First Minister Carwyn Jones said his officials had entered an exclusive due diligence agreement with the airport's current owner, TBI, and may proceed towards a re-nationalisation subject to the satisfactory completion of financial, legal and "value for money" considerations.
Announcing the agreement, Mr Jones said: "Over the past 12 months, I have repeatedly emphasised the importance to Wales of a dynamic international gateway airport in Cardiff.
"During the course of the year we have developed a very constructive and positive relationship with TBI.
"Together we have been discussing how best to develop the airport to position it for the challenges ahead.
"I can today announce the Welsh Government has agreed with TBI to progress towards the purchase of Cardiff Airport.
"Such an arrangement would enable us to develop a more coherent approach to our national infrastructure planning, and integrate the airport into our wider economic development strategy."
The airport has been struggling in recent years and is on course to record its weakest passenger numbers for 15 years in 2012.
There were 1.2 million people who used the airport in 2011 - far fewer than the airport's record total of just over two million in 2007.
A major setback was the loss of bmibaby from Cardiff as the airline had operated 11 routes.
The airport's decline was seized upon by Mr Jones earlier this year when he publicly criticised the airport's owners and urged them to properly invest in it or put it up for sale.
He said the plan would be for an independent operator to run it on a "commercial basis" on behalf of the government, adding that it would not receive subsidies and must "demonstrate a return to the taxpayer".
His immediate goal would be to return passenger growth but admitted the ultimate goal was to secure long-haul flights to Middle Eastern destinations such as Dubai, as well as a North Atlantic route.
"They would be very useful to Wales," he added, while refusing to be drawn on a price the Government would be willing to pay.
The announcement drew criticism from his political rivals.
Liberal Democrat Assembly Member Eluned Parrott expressed concerns about the practicality as well as the cost to the public of the change of ownership.
She said: "I feel the airport will simply become a money pit, sucking in public funds at a time of economic restraint which will deliver no obvious return."
Welsh Labour's biggest rival, the Conservatives, also voiced scepticism over the plan.
Tory AM Byron Davies said: "For years, Welsh Labour Ministers have idly watched a decline in passenger numbers at Cardiff Airport.
"The First Minister has taken every opportunity to run down Cardiff Airport's reputation and force it into a position of weakness and thereby making it vulnerable to Welsh Government takeover.

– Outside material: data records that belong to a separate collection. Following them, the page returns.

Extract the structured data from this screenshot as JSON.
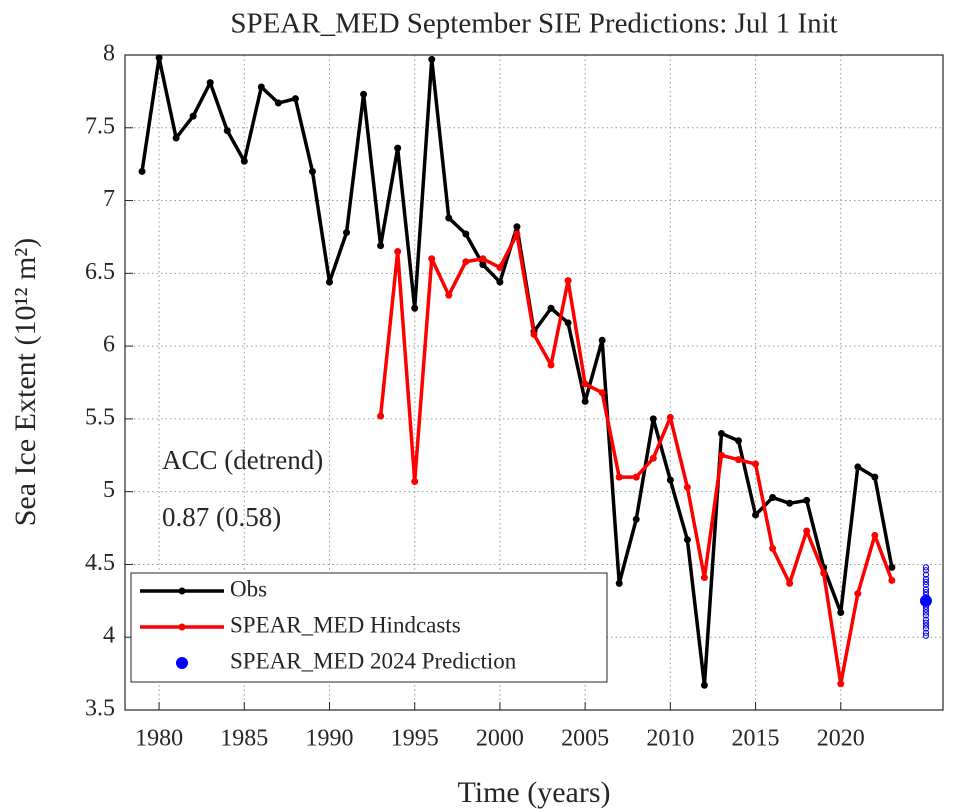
{
  "chart_data": {
    "type": "line",
    "title": "SPEAR_MED September SIE Predictions: Jul 1 Init",
    "xlabel": "Time (years)",
    "ylabel": "Sea Ice Extent (10¹² m²)",
    "annotations": [
      "ACC (detrend)",
      "0.87 (0.58)"
    ],
    "xlim": [
      1978,
      2026
    ],
    "ylim": [
      3.5,
      8
    ],
    "xticks": [
      1980,
      1985,
      1990,
      1995,
      2000,
      2005,
      2010,
      2015,
      2020
    ],
    "yticks": [
      3.5,
      4,
      4.5,
      5,
      5.5,
      6,
      6.5,
      7,
      7.5,
      8
    ],
    "grid": true,
    "legend": "lower-left",
    "series": [
      {
        "name": "Obs",
        "color": "#000000",
        "type": "line",
        "x": [
          1979,
          1980,
          1981,
          1982,
          1983,
          1984,
          1985,
          1986,
          1987,
          1988,
          1989,
          1990,
          1991,
          1992,
          1993,
          1994,
          1995,
          1996,
          1997,
          1998,
          1999,
          2000,
          2001,
          2002,
          2003,
          2004,
          2005,
          2006,
          2007,
          2008,
          2009,
          2010,
          2011,
          2012,
          2013,
          2014,
          2015,
          2016,
          2017,
          2018,
          2019,
          2020,
          2021,
          2022,
          2023
        ],
        "values": [
          7.2,
          7.98,
          7.43,
          7.58,
          7.81,
          7.48,
          7.27,
          7.78,
          7.67,
          7.7,
          7.2,
          6.44,
          6.78,
          7.73,
          6.69,
          7.36,
          6.26,
          7.97,
          6.88,
          6.77,
          6.56,
          6.44,
          6.82,
          6.1,
          6.26,
          6.16,
          5.62,
          6.04,
          4.37,
          4.81,
          5.5,
          5.08,
          4.67,
          3.67,
          5.4,
          5.35,
          4.84,
          4.96,
          4.92,
          4.94,
          4.48,
          4.17,
          5.17,
          5.1,
          4.48
        ]
      },
      {
        "name": "SPEAR_MED Hindcasts",
        "color": "#ff0000",
        "type": "line",
        "x": [
          1993,
          1994,
          1995,
          1996,
          1997,
          1998,
          1999,
          2000,
          2001,
          2002,
          2003,
          2004,
          2005,
          2006,
          2007,
          2008,
          2009,
          2010,
          2011,
          2012,
          2013,
          2014,
          2015,
          2016,
          2017,
          2018,
          2019,
          2020,
          2021,
          2022,
          2023
        ],
        "values": [
          5.52,
          6.65,
          5.07,
          6.6,
          6.35,
          6.58,
          6.6,
          6.54,
          6.77,
          6.08,
          5.87,
          6.45,
          5.74,
          5.68,
          5.1,
          5.1,
          5.23,
          5.51,
          5.03,
          4.41,
          5.25,
          5.22,
          5.19,
          4.61,
          4.37,
          4.73,
          4.44,
          3.68,
          4.3,
          4.7,
          4.39
        ]
      },
      {
        "name": "SPEAR_MED 2024 Prediction",
        "color": "#0000ff",
        "type": "scatter",
        "x": [
          2025
        ],
        "values": [
          4.25
        ],
        "members": [
          4.01,
          4.03,
          4.06,
          4.08,
          4.1,
          4.12,
          4.15,
          4.17,
          4.19,
          4.21,
          4.23,
          4.25,
          4.27,
          4.29,
          4.31,
          4.33,
          4.36,
          4.38,
          4.4,
          4.43,
          4.46,
          4.48
        ]
      }
    ]
  }
}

"It is the role of government to provide first-class public services and create the conditions for a prosperous and competitive economy - rather than pursuing an ideological dreamland where everything is owned and controlled by the state."
But leader of Welsh nationalist party Plaid Cymru Leanne Wood said she would welcome public ownership of the airport.
"Cardiff needs to see the development of our international airport so that it is run properly, that it offers a wide choice of destinations at affordable prices and is a good shop front for people visiting this country," she said.
"Cardiff Airport, in its current state, offers none of these things."